The term “sustainable” has come to reference the renewable qualities of the raw materials being considered.   A biproduct of “green” thinking.  For me sustainable construction is quite different when considering present construction. Generally speaking, after a homeowner finishes paying off a 30 yr. mortgage, it is not uncommon for the house to be in a state of disrepair.  Further, it is not uncommon for homes to be demolished rather than renovated under such a scenario.   I have seen this first hand in the neighborhoods I grew up in built in the 1970’s.  Think about that the next time you consider the long-term environmental impact of a building.

Sustainable to me has to do with a building’s ability to endure.  It has to do with how well it is designed, the materials used, and the quality of the installation.  It is a concept defined in years not dollars.

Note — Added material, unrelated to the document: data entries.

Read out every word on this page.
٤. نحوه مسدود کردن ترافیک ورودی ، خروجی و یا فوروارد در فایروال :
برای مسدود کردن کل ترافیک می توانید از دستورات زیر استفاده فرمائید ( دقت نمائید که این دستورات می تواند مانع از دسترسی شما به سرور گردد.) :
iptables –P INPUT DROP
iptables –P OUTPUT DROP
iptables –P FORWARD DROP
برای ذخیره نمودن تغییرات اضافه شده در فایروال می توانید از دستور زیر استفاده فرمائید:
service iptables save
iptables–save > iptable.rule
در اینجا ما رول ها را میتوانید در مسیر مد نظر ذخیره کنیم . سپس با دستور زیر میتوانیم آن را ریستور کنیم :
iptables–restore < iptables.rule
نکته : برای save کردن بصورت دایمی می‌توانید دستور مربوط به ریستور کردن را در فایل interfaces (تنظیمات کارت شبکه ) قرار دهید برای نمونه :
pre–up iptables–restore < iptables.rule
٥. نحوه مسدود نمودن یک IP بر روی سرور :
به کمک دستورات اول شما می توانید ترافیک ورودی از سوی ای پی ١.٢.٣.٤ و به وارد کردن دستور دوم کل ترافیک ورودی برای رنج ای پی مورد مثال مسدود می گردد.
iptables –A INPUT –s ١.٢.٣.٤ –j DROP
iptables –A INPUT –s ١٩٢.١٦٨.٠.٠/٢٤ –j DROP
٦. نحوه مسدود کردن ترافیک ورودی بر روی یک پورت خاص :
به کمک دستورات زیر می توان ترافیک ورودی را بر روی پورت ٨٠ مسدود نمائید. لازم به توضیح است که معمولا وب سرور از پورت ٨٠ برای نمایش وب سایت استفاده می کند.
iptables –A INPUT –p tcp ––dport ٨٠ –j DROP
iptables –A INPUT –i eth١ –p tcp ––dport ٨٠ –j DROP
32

It is important for the interior finishes of a home to look nice but in reality, given a generation or so, it will be viewed as outdated an most likely replaced with something more current.  The exterior on the other hand is a different story.  Windows, doors, siding, roofing, and trimwork don’t only need to look nice, they create a protective envelope for the home, shielding it from exposure.  Further, exterior elements don’t change over the years like its trendier interior counterpart.  The concept of the Perennial Home embraces this reality and uses it as the central principle of home design.   The exterior is designed and built for a purpose, to look good and last a long, long time.